Nobody knows exactly how much a funeral will cost, in total, until the time comes. This is because it’s up to you and your family (and me, and mine), what kind of funeral we’d like.

Many families want to celebrate life in a unique or memorable way, and why not. The choices are greater than ever before. A funeral might involve elaborate planning to reflect a person’s life – a horse drawn carriage and personalised floral tributes for example, or catering and an event for a large number of people. Or a funeral may be very intimate and focused, perhaps with a burial that has a more modern feel to it. All of these choices involve what we call ‘discretionary costs’ – the personal touches that make it your family’s event, nobody else’s.


At both ends of the spectrum, some costs are almost unavoidable: a funeral director’s fees (covering the cost of an experienced team that helps your family make practical arrangements) and the disbursements (the unavoidable charges for being buried or cremated). That’s where funeral planning makes financial sense.

In the same way it makes sense to pay for a mortgage fee up-front, instead of adding it to your mortgage and paying interest on it over many years, it makes sense to pay for the most basic costs of a funeral today. This way, you’re investing in two firm guarantees that both give your family a financial advantage in the future.


The first guarantee is that, by making financial plans for a funeral in advance, there’s no need to worry about paying for the most basic parts of a traditional ceremony: the funeral director’s fees and the disbursements.
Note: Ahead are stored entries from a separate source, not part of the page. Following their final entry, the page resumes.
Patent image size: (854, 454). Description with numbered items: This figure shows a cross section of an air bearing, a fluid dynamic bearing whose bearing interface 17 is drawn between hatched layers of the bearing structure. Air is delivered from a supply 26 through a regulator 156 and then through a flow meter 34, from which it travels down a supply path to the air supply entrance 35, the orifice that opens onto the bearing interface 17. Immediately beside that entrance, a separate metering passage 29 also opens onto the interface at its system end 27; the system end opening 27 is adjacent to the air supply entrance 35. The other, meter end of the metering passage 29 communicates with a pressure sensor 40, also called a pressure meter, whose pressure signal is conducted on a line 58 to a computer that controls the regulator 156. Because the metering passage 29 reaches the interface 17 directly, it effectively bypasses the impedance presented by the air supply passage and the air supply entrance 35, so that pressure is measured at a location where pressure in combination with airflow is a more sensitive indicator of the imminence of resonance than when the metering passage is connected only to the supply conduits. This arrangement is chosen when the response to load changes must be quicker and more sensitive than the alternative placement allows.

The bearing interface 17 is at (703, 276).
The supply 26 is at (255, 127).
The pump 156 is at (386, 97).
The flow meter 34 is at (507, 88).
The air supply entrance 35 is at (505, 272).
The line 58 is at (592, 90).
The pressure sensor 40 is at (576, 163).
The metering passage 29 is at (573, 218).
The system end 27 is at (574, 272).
This means your family has more money available to spend on the personal touches that matter so much.

The second guarantee is that, when the time comes, even if funeral directors’ costs have risen with inflation, those same costs can still be met. What’s more, by paying in advance using a funeral plan, your wishes are easier to understand and to share among your family.

Good financial advisers believe in holistic financial planning. They look at every aspect of clients’ lives and finances, what they think of risks, and what they’d like to achieve with their money over a specific period of time. I believe funeral planning should play just as an important part in that process. Funeral plans – any kind of end of life planning – can greatly reduce the risk of distress, and at the same time increase the amount available for your family to spend on personal touches.

End of life planning should always be part of life. I’d love to hear your views.